Interfaces de sal são dos seguintes três tipos -

  • Sistema ACL do editor
  • Sistema de autenticação externa
  • Sistema par

Vamos entender cada uma dessas interfaces em detalhes.

Sistema ACL do editor

Um sistema Publisher ACL permite acesso a outros usuários além do root para executar comandos Salt em lacaios do mestre. O sistema ACL do editor é configurado no arquivo de configuração principal por meio dopublisher_aclopção de configuração. É definido da seguinte forma -

publisher_acl:
   user1:
      - .*

   user2:
      - web*:
         - test.*
         - pkg.*

Aqui,

  • user1 tem permissão para executar qualquer coisa.

  • user2 tem permissão para usar test e pkg, mas apenas em minions “web *”.

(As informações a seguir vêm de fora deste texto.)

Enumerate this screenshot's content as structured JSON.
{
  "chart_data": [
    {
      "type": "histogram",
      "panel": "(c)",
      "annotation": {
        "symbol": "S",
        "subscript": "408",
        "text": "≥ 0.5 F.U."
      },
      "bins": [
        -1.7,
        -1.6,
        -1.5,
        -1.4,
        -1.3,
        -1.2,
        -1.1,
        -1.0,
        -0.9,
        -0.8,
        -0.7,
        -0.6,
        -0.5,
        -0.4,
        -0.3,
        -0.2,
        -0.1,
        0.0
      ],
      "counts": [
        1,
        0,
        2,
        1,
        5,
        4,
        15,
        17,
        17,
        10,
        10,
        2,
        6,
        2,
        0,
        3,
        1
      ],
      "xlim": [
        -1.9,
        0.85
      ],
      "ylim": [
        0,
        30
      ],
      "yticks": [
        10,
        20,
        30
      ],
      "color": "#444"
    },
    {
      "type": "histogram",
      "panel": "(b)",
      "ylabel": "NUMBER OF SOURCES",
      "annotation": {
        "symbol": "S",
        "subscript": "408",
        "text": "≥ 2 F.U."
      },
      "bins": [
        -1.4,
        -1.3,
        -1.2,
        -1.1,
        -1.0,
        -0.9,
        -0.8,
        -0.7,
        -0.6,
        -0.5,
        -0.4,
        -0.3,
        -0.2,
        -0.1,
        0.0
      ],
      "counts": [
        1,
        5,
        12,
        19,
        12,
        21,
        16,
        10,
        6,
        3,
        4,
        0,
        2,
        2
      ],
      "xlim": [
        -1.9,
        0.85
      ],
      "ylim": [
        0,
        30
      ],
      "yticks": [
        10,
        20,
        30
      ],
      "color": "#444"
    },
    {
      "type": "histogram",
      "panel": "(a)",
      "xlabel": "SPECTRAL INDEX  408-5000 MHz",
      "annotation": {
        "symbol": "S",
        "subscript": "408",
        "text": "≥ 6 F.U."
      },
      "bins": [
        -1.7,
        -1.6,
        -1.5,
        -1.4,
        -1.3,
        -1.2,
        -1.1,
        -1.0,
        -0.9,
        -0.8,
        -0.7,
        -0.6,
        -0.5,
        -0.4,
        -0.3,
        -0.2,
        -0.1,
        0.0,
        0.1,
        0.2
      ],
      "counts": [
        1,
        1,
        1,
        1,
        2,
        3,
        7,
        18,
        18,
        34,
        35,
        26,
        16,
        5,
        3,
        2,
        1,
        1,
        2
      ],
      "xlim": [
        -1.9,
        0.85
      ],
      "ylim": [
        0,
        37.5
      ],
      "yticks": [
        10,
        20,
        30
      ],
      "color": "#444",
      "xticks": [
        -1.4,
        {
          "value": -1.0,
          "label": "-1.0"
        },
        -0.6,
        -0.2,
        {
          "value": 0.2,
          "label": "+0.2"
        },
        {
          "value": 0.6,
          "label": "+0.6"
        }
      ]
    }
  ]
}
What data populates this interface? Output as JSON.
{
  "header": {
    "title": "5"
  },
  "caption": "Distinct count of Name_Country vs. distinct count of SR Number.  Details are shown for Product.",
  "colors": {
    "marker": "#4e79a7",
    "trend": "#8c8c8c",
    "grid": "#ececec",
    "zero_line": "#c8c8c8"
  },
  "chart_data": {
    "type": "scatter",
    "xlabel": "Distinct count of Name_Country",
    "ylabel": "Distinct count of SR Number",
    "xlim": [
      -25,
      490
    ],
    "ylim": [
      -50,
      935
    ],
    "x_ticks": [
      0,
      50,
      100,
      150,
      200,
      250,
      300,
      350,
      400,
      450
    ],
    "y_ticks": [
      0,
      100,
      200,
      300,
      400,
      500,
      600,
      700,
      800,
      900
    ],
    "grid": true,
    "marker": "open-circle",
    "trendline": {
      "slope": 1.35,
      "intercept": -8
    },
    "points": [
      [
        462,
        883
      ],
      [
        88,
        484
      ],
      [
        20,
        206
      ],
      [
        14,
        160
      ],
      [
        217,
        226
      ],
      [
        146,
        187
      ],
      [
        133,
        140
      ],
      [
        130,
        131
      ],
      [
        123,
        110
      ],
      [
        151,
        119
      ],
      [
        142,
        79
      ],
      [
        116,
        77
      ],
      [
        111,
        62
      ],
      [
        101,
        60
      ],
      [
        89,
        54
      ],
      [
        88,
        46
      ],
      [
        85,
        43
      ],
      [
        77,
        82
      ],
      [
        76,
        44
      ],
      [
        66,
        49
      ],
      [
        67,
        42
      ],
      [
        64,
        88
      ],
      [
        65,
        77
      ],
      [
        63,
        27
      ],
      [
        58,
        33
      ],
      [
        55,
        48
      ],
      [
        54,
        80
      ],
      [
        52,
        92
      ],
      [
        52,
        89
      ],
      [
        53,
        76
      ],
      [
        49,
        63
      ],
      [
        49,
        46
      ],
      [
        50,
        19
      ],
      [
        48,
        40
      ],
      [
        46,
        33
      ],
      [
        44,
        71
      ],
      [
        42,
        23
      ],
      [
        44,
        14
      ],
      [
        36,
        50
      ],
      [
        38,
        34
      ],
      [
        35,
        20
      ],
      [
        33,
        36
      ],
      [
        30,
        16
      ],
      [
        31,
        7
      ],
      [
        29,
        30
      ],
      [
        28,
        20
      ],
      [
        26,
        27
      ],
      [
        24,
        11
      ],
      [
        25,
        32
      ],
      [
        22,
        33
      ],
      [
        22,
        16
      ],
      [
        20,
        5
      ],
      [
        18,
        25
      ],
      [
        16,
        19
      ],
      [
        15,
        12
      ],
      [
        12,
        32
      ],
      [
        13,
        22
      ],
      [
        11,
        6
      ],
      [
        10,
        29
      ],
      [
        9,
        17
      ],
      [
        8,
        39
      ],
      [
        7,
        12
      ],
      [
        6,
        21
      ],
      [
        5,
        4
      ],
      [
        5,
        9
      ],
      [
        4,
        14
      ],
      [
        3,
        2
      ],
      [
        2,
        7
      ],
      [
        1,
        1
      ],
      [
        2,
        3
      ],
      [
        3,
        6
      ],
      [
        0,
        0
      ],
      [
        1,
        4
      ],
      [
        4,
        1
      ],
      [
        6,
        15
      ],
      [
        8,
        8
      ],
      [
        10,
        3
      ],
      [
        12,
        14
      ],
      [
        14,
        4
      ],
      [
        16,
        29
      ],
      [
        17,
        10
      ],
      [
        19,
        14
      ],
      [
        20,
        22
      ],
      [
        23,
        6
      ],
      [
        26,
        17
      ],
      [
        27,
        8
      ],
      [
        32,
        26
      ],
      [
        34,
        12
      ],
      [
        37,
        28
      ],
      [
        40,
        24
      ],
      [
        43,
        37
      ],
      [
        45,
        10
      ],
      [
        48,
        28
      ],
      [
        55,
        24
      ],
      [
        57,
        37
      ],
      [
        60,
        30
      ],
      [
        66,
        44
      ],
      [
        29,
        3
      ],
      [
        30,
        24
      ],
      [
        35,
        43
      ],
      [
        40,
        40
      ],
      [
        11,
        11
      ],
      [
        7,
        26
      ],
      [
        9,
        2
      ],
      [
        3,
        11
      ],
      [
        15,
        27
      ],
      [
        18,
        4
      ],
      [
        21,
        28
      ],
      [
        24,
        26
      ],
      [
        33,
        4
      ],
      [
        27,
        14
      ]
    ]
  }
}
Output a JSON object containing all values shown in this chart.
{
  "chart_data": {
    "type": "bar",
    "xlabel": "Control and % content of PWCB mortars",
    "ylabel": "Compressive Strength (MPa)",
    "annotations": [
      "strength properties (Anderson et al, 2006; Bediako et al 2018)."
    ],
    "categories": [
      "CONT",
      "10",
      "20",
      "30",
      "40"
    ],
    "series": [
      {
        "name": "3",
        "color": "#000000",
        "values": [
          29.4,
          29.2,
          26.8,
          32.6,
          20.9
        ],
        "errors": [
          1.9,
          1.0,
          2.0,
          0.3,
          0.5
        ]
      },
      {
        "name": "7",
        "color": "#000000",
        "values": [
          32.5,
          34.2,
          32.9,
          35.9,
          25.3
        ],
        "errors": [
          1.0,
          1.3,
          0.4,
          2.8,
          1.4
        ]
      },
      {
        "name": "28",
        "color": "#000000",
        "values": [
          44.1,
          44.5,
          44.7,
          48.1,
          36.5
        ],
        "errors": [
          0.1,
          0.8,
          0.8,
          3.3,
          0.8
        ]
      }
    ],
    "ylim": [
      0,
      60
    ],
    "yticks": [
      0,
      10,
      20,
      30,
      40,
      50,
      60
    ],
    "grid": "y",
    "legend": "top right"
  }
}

Sistema de autenticação externo

o external auth system é usado para fornecer acesso para executar comandos salt em lacaios específicos através de um sistema de autorização externo como PAM, LDAP, etc. Este arquivo de configuração é definido no arquivo mestre conforme descrito abaixo.

external_auth:
   pam:
      user1:
         - 'web*':
            - test.*
            - network.*
      user2:
         - .*

Aqui,

  • user1 tem permissão para executar funções no test e network modules nos lacaios que combinam com o web* alvo.

  • user2 tem permissão para executar todas as funções.

Habilite o Sistema de Autenticação Externa no Comando

O servidor Salt fornece uma opção '–a' para habilitar a autenticação externa.

salt -a pam web\* test.ping

Aqui o -a pamopção é usada para habilitar a autenticação externa PAM. O Salt Server pedirá detalhes de autenticação sempre que executarmos o comando. Para restringir o Salt Server de solicitar os detalhes de autenticação apenas pela primeira vez, podemos usar a opção T. este-T option armazena em cache os detalhes de autenticação pelas próximas 12 horas (configuração padrão) e usa-o para autenticar os usuários.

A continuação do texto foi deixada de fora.